Who Let the Dolls Out

I started catching my ass up on Dollhouse, because I'm a dork like that. I am not really up on the reviews, but the ones I've read have been fairly negative, non-committal at best. My impression is that reviewers were expecting a little more of a specific condemnation of the prostitution-like aspects of the Dollhouse business model. Not perceiving it, they conclude that the show condones prostitution, or exploits it for the audience's titillation.

The criticism is partially correct in that, at least so far, Dollhouse has refrained from a portrayal of the sexual exploitation of the "Actives" as uniquely immoral. Which is not to say that their situation is shown as anything other than horrific. But the horror stems from denying them their personalities and memories, with sexual exploitation being merely a facet of their dehumanization: brainwashing someone into a willing assassin is as violent an act as brainwashing her into a prostitute. Viewers and reviewers who want the sexual abuse identified as especially heinous violations are missing the point.

This is a theme that Joss had begun exploring in the final televised season of Buffy, where the expectations of the duties of the Slayer, imposed from without upon a young woman without her consent, echo the expectations society has for all women from the day they are born. Dollhouse extends the (uncontroversial) theme of women's ownership of their own bodies along the lines of feminism's broader critique of capitalism, with the idea that all humans should have a right to their own minds as well.

Flashbacks have hinted that Echo, at least, began working for Dollhouse willingly, though doubtless with the understanding that she had no other viable options given her circumstances (still unknown). The horror of her employment's reality makes clear that such a selling of one's soul is illegitimate in its essence, and does violence to the subject's humanity.
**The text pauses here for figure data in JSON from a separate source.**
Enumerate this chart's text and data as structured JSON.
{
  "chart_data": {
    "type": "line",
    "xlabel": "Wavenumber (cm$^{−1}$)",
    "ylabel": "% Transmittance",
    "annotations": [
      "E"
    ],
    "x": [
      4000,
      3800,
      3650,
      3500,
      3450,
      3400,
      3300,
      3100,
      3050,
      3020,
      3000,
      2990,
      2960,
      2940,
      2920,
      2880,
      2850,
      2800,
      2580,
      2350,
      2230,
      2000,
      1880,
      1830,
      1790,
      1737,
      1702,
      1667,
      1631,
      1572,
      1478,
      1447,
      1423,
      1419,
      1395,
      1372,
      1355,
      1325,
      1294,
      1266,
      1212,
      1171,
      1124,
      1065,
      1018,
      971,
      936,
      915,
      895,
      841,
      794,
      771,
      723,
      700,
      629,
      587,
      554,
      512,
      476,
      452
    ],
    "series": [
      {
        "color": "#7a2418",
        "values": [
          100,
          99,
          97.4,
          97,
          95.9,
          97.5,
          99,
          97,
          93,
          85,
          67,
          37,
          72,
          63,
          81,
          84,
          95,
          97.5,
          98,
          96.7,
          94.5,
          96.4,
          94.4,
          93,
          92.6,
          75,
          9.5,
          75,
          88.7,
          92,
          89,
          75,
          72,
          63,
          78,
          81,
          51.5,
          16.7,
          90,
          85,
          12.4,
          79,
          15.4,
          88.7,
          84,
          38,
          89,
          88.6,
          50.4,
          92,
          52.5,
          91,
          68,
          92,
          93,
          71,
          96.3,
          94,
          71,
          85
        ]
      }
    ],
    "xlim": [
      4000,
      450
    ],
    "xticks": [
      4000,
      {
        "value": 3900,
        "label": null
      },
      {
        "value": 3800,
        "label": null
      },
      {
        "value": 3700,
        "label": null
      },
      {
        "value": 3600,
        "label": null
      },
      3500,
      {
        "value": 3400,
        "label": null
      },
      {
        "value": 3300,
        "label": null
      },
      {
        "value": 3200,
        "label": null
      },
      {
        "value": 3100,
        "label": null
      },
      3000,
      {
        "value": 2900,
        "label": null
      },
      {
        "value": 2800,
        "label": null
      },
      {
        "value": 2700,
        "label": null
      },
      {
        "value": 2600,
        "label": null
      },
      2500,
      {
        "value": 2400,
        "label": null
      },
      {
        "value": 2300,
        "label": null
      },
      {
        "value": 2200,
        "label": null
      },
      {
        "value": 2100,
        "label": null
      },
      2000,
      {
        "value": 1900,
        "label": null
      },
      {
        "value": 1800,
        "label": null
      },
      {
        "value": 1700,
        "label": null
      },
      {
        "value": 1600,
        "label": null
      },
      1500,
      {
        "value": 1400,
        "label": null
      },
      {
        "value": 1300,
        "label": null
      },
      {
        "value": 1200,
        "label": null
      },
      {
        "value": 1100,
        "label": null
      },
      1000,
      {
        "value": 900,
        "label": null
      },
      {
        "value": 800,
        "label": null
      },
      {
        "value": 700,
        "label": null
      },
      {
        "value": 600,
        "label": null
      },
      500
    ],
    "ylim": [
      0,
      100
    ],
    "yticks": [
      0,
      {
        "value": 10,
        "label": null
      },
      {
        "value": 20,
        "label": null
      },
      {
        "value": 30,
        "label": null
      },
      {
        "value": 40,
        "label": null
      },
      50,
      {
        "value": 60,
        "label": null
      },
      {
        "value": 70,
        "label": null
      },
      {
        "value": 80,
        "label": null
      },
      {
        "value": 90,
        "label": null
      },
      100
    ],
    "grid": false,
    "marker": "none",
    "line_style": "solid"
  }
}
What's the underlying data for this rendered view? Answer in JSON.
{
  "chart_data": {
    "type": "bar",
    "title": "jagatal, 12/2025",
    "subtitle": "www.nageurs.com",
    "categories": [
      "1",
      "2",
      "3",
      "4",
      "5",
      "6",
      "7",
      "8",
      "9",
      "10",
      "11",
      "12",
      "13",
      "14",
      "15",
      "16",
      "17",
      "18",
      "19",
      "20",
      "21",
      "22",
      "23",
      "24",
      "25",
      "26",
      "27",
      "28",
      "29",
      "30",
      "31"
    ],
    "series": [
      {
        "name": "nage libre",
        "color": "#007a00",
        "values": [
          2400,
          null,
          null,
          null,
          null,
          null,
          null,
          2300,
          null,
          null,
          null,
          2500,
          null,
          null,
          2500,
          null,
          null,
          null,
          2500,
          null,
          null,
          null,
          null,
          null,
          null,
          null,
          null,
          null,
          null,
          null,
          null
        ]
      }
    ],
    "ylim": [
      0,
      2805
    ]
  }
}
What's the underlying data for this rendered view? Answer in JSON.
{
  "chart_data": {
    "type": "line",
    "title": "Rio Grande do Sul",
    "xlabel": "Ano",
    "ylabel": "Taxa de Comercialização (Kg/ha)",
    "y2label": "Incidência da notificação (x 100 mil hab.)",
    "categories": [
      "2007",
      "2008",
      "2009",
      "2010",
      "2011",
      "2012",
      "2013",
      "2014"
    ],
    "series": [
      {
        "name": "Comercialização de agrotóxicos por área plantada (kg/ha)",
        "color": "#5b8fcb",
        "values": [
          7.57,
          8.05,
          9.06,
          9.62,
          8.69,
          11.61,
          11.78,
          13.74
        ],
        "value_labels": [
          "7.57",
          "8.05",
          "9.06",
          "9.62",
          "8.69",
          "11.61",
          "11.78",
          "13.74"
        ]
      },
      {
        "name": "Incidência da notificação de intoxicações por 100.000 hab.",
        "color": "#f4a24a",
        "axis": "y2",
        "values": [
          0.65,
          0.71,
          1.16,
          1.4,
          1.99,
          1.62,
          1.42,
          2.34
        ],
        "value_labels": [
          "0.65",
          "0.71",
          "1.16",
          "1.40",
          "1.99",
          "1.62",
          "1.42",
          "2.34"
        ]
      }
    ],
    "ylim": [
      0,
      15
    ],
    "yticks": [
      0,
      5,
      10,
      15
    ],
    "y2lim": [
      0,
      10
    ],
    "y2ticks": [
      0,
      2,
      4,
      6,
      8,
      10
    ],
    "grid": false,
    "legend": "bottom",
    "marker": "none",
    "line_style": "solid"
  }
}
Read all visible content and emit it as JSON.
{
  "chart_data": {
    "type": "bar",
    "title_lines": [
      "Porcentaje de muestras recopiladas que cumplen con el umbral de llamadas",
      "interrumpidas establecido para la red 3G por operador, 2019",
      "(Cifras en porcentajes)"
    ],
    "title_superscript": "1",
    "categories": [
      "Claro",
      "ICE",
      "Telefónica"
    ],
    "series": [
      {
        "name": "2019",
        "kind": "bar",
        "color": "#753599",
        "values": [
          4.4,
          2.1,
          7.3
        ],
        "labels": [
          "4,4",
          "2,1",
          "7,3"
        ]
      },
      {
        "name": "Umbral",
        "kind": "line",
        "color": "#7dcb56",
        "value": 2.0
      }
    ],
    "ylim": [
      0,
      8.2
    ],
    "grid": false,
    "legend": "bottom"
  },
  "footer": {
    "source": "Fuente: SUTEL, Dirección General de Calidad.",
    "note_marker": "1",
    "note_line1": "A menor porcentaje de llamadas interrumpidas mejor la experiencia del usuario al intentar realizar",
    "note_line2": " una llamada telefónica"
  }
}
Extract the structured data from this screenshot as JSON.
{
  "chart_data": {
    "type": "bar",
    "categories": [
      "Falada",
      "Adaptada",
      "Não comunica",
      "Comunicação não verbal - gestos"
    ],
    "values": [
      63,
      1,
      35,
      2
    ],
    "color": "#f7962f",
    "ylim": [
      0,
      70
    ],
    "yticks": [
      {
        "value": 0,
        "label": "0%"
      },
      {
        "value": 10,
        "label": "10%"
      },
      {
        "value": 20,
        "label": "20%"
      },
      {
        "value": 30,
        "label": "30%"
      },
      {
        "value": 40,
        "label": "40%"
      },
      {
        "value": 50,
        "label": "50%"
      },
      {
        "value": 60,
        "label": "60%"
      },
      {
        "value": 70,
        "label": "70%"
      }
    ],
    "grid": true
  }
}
Others participating in Echo's dehumanization are tainted and dehumanized as well, as demonstrated by the head of security's obvious contempt for the Actives. Even a sympathetic character, like Echo's Watcherhandler Langton, is faced with the impossible choice of either abandoning his charge to a potentially less caring successor or staying to lend legitimacy to the enterprise. In this way capitalism sorts everyone into those who are irrelevant and those who are complicit, the only other option being (going out on a limb here in a prediction for where the narrative's headed) to bring down the system itself.

Anyway, I expect that reviewers who find themselves turned off by the value system implied by Dollhouse are picking up on two quite real themes: an absence of any specific objection to sexual prostitution in the context of more general and horrifying violence, and tension resulting from trying to square feminist-humanist values with the inhuman excesses of capitalism. A reviewer operating from a worldview in which sexual violence is uniquely vile, not because of its denial of humanity, but because of its power to sully and impart shame on its victims; and in which capitalism is a force of individual freedom rather than its enemy; is going to be understandably disconcerted by a narrative that does not share or opposes those values.